One of the smartest people I have ever worked with is a data scientist. He teaches folks how to learn and apply Machine Learning and all the other techniques being marketed, but he is honest and openly states that implementing these tools and techniques without domain expertise and applying them against the knowledge of your organization is an exercise in futility.
I was waiting for this question!! It seems as if AI is something brand new, but in reality, we’ve been looking at it for almost 70 years now, with limited success. It’s true, however, that AI has resurfaced strongly with the rise of Machine Learning, and it is widely applied to many of our day-to-day activities thanks to applications in areas of perception (i.e., voice recognition – “Alexa, buy me a dollhouse!”) and cognition across many industries. AI is nothing new to security, either. Think about SPAM classifiers. How often do you check your spam inbox these days? Chances are you don’t even look at it, although there was a day when this was a big nuisance. The use of Machine Learning techniques like Naïve Bayes classifiers have proven reasonably effective at this job, to the point where we don’t even think about it.

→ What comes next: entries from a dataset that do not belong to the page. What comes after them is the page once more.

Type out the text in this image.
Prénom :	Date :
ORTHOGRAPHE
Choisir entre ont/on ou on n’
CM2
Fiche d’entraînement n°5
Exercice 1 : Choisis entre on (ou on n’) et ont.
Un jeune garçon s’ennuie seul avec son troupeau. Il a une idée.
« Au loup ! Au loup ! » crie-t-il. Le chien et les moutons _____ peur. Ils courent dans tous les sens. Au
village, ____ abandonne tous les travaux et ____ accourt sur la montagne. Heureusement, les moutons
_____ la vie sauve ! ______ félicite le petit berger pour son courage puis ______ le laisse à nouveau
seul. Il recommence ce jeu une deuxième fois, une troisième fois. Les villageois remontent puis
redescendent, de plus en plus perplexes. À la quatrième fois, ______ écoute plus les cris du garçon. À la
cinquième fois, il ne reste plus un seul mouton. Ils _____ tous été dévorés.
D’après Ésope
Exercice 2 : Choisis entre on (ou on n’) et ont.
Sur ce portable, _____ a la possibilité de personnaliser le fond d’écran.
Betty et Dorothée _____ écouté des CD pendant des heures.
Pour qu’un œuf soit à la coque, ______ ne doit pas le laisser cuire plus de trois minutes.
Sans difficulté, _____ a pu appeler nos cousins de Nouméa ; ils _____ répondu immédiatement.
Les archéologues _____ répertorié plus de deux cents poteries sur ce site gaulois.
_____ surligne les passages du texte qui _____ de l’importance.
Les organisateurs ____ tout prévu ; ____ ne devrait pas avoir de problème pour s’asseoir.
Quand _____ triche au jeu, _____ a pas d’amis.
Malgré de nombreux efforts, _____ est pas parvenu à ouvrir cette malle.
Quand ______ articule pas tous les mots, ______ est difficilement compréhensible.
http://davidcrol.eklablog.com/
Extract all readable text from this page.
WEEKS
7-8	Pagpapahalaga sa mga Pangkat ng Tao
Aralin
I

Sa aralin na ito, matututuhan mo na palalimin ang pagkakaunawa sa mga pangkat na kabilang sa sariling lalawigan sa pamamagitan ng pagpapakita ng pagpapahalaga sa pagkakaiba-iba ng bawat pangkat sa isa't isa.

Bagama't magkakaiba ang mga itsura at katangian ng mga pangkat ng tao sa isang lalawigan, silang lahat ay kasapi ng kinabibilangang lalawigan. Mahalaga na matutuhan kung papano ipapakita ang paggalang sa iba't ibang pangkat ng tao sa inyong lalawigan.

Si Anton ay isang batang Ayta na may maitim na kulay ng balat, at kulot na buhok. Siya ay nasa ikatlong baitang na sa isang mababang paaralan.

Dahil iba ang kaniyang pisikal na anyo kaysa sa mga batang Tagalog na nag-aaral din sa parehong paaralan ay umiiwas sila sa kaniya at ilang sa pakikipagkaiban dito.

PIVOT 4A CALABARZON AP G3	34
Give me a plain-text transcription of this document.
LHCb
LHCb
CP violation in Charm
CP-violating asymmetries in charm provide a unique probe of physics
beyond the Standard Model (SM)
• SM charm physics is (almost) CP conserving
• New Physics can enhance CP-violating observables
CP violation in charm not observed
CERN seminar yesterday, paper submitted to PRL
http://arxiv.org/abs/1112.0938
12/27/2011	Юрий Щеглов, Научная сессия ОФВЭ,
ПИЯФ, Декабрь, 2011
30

Having said all that, there are fundamental limitations that prevent AI and ML from overcoming the challenges faced by the security industry on its own, and this is why we don’t yet see many practical applications of these techniques in the SOC other than some algorithms used in certain products that are meant to complement the analyst’s job. Some of them are mixed with other not-so-advanced analytics and deterministic methods, and they’re all re-packaged and sold as a brand-new AI/ML product.
I still believe this is the area where we’ll see more advances in the next few years, and there’s no doubt that security will need more data scientists and practitioners working together to keep up with the new evolution of attacks. After all, attackers also have access to AI and ML, and they won’t hesitate to use them against us. This is a field that we call “adversarial Machine Learning.”